El choque inesperado con una realidad teatral que siembra el trastorno
dentro de mí lo viví varias veces durante mi aprendizaje.
Permanecen indelebles en mi médula y en mi cerebro "La
madre" de Gorki-Brecht en el Berliner Ensemble, un espectáculo
Kathakali en la húmeda noche india, "El príncipe
constante" de Grotowski.
De manera igualmente imprevista e involuntaria he experimentado
y continuo experimentando el Desorden en el trabajo con mis actores.
Desde los primeros años ciertos diseños de sus acciones
físicas y vocales, a base de ser repetidos y refinados, saltaban
hacia otra naturaleza o realidad de ser.
Lo he constatado personalmente: procedente de un más allá
que no sé dónde está ni qué es, en mi
arena de gallos emerge un cuerpo más denso, incandescente
y luminoso que los cuerpos que poseemos. Este cuerpo-en-vida irrumpe
sin preocuparse del buen o del mal gusto, por la conjunción
de la causalidad y del oficio, o a causa del carácter imprevisto
en un elaborado cálculo.
El teatro ha constituido para mí -hoy me doy cuenta con claridad-
una herramienta preciosa para hacer incursiones en zonas del mundo
que parecían lejos de mi alcance. Incursiones en las tierras
ignotas que caracterizan la realidad vertical o espiritual del ser
humano. E incursiones en el espacio horizontal de las relaciones
humanas, de los ámbitos sociales, de las relaciones de poder
y de la política, en la viscosa realidad cotidiana de este
mundo en el que vivo pero al que no quiero pertenecer.
Todavía hoy continúa fascinándome el hecho
de que el teatro proporciona instrumentos, caminos y coberturas
para incursiones en la doble geografía: la que me circunda
y la que yo circundo. Por un lado el mundo externo, con sus reglas,
su vastedad, sus zonas incomprensibles y seductoras, su maldad y
su caos; por otro, el mundo interior con sus continentes y océanos,
sus pliegues y sus fecundos misterios.
¿Qué ha sido el entrenamiento de mis actores sino
un puente entre estos dos extremos: entre la incursión en
la máquina del cuerpo y la apertura de vados para la irrupción
de una energía que rompe los límites del cuerpo?

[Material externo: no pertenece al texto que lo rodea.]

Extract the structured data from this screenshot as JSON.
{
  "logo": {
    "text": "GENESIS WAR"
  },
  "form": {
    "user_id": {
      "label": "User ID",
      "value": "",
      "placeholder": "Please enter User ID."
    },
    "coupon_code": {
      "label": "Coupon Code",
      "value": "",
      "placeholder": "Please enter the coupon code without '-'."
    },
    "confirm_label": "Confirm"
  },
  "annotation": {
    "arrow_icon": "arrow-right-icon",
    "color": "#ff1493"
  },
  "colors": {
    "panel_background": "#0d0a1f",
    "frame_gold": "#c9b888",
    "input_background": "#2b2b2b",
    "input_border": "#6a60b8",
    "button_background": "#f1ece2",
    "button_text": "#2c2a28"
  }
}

El teatro es el oficio de la incursión, una isla flotante
de disidencia, un claro en el corazón del mundo civilizado.
Raramente, algunas privilegiadas veces, es también la turbulencia
del Desorden que confunde mi manera familiar de convivir con el
espacio y el tiempo circundantes, y a través del trastorno
me obliga a descubrir otra parte de mí.